セオは腕を組んだまま、しばらく考えるように天井を見上げた。

そして、ふっと小さく笑う。

「最近よく耳にするよ、仮面舞踏会」

「え……?」

アリスは思わず顔を上げた。

「王宮でも開催してほしい、なんて声が上がっているくらいだ」

セオはそう言って肩をすくめる。

「確かに公式の舞踏会ではないけれど……」

そこで一度言葉を切り、アリスをまっすぐ見つめた。

「君にも少しくらい息抜きは必要だよ。
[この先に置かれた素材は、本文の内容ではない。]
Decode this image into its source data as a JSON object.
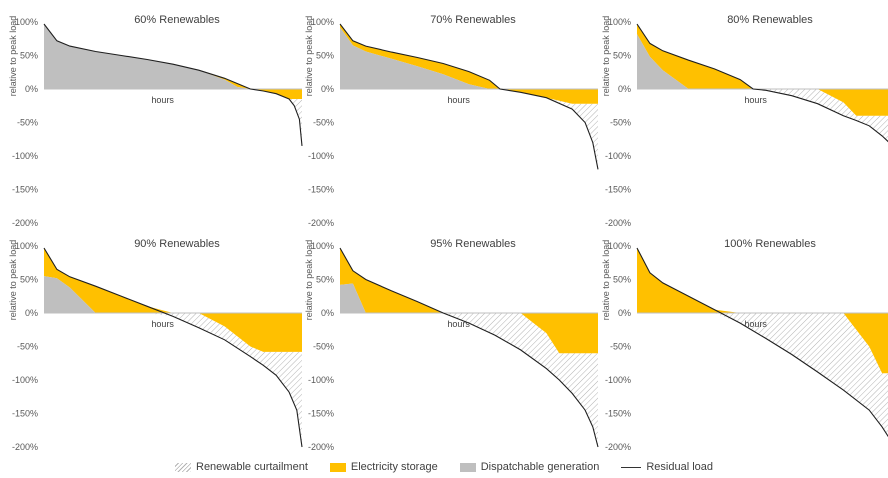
{
  "colors": {
    "curtailment": "#ffffff",
    "curtailment_hatch": "#b3b3b3",
    "storage": "#ffc000",
    "dispatchable": "#bfbfbf",
    "residual": "#1f1f1f",
    "axis": "#bfbfbf",
    "text": "#595959"
  },
  "chart_data": [
    {
      "type": "area",
      "title": "60% Renewables",
      "xlabel": "hours",
      "ylabel": "relative to peak load",
      "yticks": [
        "100%",
        "50%",
        "0%",
        "-50%",
        "-100%",
        "-150%",
        "-200%"
      ],
      "ylim": [
        -2.0,
        1.0
      ],
      "x": [
        0,
        0.05,
        0.1,
        0.2,
        0.3,
        0.4,
        0.5,
        0.6,
        0.7,
        0.75,
        0.8,
        0.85,
        0.9,
        0.95,
        0.97,
        0.99,
        1.0
      ],
      "residual_load": [
        0.97,
        0.72,
        0.64,
        0.56,
        0.5,
        0.44,
        0.37,
        0.28,
        0.16,
        0.08,
        0.0,
        -0.03,
        -0.07,
        -0.15,
        -0.25,
        -0.45,
        -0.85
      ],
      "dispatchable_generation": [
        0.97,
        0.72,
        0.64,
        0.56,
        0.5,
        0.44,
        0.37,
        0.28,
        0.14,
        0.03,
        0.0,
        0.0,
        0.0,
        0.0,
        0.0,
        0.0,
        0.0
      ],
      "storage_lower": [
        0,
        0,
        0,
        0,
        0,
        0,
        0,
        0,
        0,
        0,
        0,
        -0.03,
        -0.07,
        -0.15,
        -0.15,
        -0.15,
        -0.15
      ]
    },
    {
      "type": "area",
      "title": "70% Renewables",
      "xlabel": "hours",
      "ylabel": "relative to peak load",
      "yticks": [
        "100%",
        "50%",
        "0%",
        "-50%",
        "-100%",
        "-150%",
        "-200%"
      ],
      "ylim": [
        -2.0,
        1.0
      ],
      "x": [
        0,
        0.05,
        0.1,
        0.2,
        0.3,
        0.4,
        0.5,
        0.58,
        0.62,
        0.7,
        0.8,
        0.9,
        0.95,
        0.98,
        1.0
      ],
      "residual_load": [
        0.97,
        0.72,
        0.64,
        0.55,
        0.47,
        0.38,
        0.26,
        0.13,
        0.0,
        -0.05,
        -0.13,
        -0.3,
        -0.5,
        -0.8,
        -1.2
      ],
      "dispatchable_generation": [
        0.92,
        0.65,
        0.56,
        0.45,
        0.34,
        0.22,
        0.07,
        0.0,
        0.0,
        0.0,
        0.0,
        0.0,
        0.0,
        0.0,
        0.0
      ],
      "storage_lower": [
        0,
        0,
        0,
        0,
        0,
        0,
        0,
        0,
        0,
        -0.05,
        -0.13,
        -0.22,
        -0.22,
        -0.22,
        -0.22
      ]
    },
    {
      "type": "area",
      "title": "80% Renewables",
      "xlabel": "hours",
      "ylabel": "relative to peak load",
      "yticks": [
        "100%",
        "50%",
        "0%",
        "-50%",
        "-100%",
        "-150%",
        "-200%"
      ],
      "ylim": [
        -2.0,
        1.0
      ],
      "x": [
        0,
        0.05,
        0.1,
        0.2,
        0.3,
        0.4,
        0.45,
        0.5,
        0.6,
        0.7,
        0.8,
        0.85,
        0.9,
        0.95,
        1.0
      ],
      "residual_load": [
        0.97,
        0.68,
        0.57,
        0.43,
        0.3,
        0.14,
        0.0,
        -0.02,
        -0.1,
        -0.22,
        -0.4,
        -0.47,
        -0.55,
        -0.7,
        -0.88
      ],
      "dispatchable_generation": [
        0.82,
        0.48,
        0.28,
        0.0,
        0.0,
        0.0,
        0.0,
        0.0,
        0.0,
        0.0,
        0.0,
        0.0,
        0.0,
        0.0,
        0.0
      ],
      "storage_lower": [
        0,
        0,
        0,
        0,
        0,
        0,
        0,
        0,
        0,
        0,
        -0.2,
        -0.4,
        -0.4,
        -0.4,
        -0.4
      ]
    },
    {
      "type": "area",
      "title": "90% Renewables",
      "xlabel": "hours",
      "ylabel": "relative to peak load",
      "yticks": [
        "100%",
        "50%",
        "0%",
        "-50%",
        "-100%",
        "-150%",
        "-200%"
      ],
      "ylim": [
        -2.0,
        1.0
      ],
      "x": [
        0,
        0.05,
        0.1,
        0.2,
        0.3,
        0.4,
        0.5,
        0.6,
        0.7,
        0.8,
        0.85,
        0.9,
        0.95,
        0.98,
        1.0
      ],
      "residual_load": [
        0.97,
        0.65,
        0.54,
        0.4,
        0.25,
        0.1,
        -0.05,
        -0.22,
        -0.4,
        -0.65,
        -0.78,
        -0.93,
        -1.18,
        -1.45,
        -2.0
      ],
      "dispatchable_generation": [
        0.55,
        0.52,
        0.38,
        0.0,
        0.0,
        0.0,
        0.0,
        0.0,
        0.0,
        0.0,
        0.0,
        0.0,
        0.0,
        0.0,
        0.0
      ],
      "storage_lower": [
        0,
        0,
        0,
        0,
        0,
        0,
        0,
        0,
        -0.2,
        -0.5,
        -0.58,
        -0.58,
        -0.58,
        -0.58,
        -0.58
      ]
    },
    {
      "type": "area",
      "title": "95% Renewables",
      "xlabel": "hours",
      "ylabel": "relative to peak load",
      "yticks": [
        "100%",
        "50%",
        "0%",
        "-50%",
        "-100%",
        "-150%",
        "-200%"
      ],
      "ylim": [
        -2.0,
        1.0
      ],
      "x": [
        0,
        0.05,
        0.1,
        0.2,
        0.3,
        0.4,
        0.5,
        0.6,
        0.7,
        0.8,
        0.85,
        0.9,
        0.95,
        0.98,
        1.0
      ],
      "residual_load": [
        0.97,
        0.63,
        0.5,
        0.33,
        0.17,
        0.0,
        -0.15,
        -0.33,
        -0.55,
        -0.83,
        -1.0,
        -1.2,
        -1.45,
        -1.7,
        -2.0
      ],
      "dispatchable_generation": [
        0.42,
        0.44,
        0.0,
        0.0,
        0.0,
        0.0,
        0.0,
        0.0,
        0.0,
        0.0,
        0.0,
        0.0,
        0.0,
        0.0,
        0.0
      ],
      "storage_lower": [
        0,
        0,
        0,
        0,
        0,
        0,
        0,
        0,
        0,
        -0.3,
        -0.6,
        -0.6,
        -0.6,
        -0.6,
        -0.6
      ]
    },
    {
      "type": "area",
      "title": "100% Renewables",
      "xlabel": "hours",
      "ylabel": "relative to peak load",
      "yticks": [
        "100%",
        "50%",
        "0%",
        "-50%",
        "-100%",
        "-150%",
        "-200%"
      ],
      "ylim": [
        -2.0,
        1.0
      ],
      "x": [
        0,
        0.05,
        0.1,
        0.2,
        0.3,
        0.4,
        0.5,
        0.6,
        0.7,
        0.8,
        0.9,
        0.95,
        1.0
      ],
      "residual_load": [
        0.97,
        0.6,
        0.45,
        0.25,
        0.05,
        -0.15,
        -0.38,
        -0.62,
        -0.88,
        -1.15,
        -1.45,
        -1.7,
        -2.0
      ],
      "dispatchable_generation": [
        0,
        0,
        0,
        0,
        0,
        0,
        0,
        0,
        0,
        0,
        0,
        0,
        0
      ],
      "storage_lower": [
        0,
        0,
        0,
        0,
        0,
        0,
        0,
        0,
        0,
        0,
        -0.5,
        -0.9,
        -0.9
      ]
    }
  ],
  "legend": [
    {
      "label": "Renewable curtailment",
      "key": "curtailment"
    },
    {
      "label": "Electricity storage",
      "key": "storage"
    },
    {
      "label": "Dispatchable generation",
      "key": "dispatchable"
    },
    {
      "label": "Residual load",
      "key": "residual"
    }
  ]
}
楽しんでおいで」

優しい微笑みとともに告げられた言葉に、アリスは目を見開く。

反対されると思っていた。

だからこそ、その許しが思いがけなく胸に染みる。

アリスは胸の前でそっと手を握りしめた。

「……ありがとう、セオ」

その声は自然と柔らかくなっていた。

セオはそんなアリスを見て微笑む。

「ただし、一つだけ条件がある」

「条件?」

「ローズが羽目を外さないように見ていてくれ」

その言葉に、セオは少し困ったように苦笑した。

アリスも思わず笑みをこぼす。

「それは……努力するわ」

「頼んだよ」

穏やかな空気が流れる。

アリスは改めてセオに一礼すると、部屋の扉へ向かった。

そして執務室を後にする。

扉が閉まったあとも、セオの優しい言葉はしばらくアリスの胸の中に残り続けていた。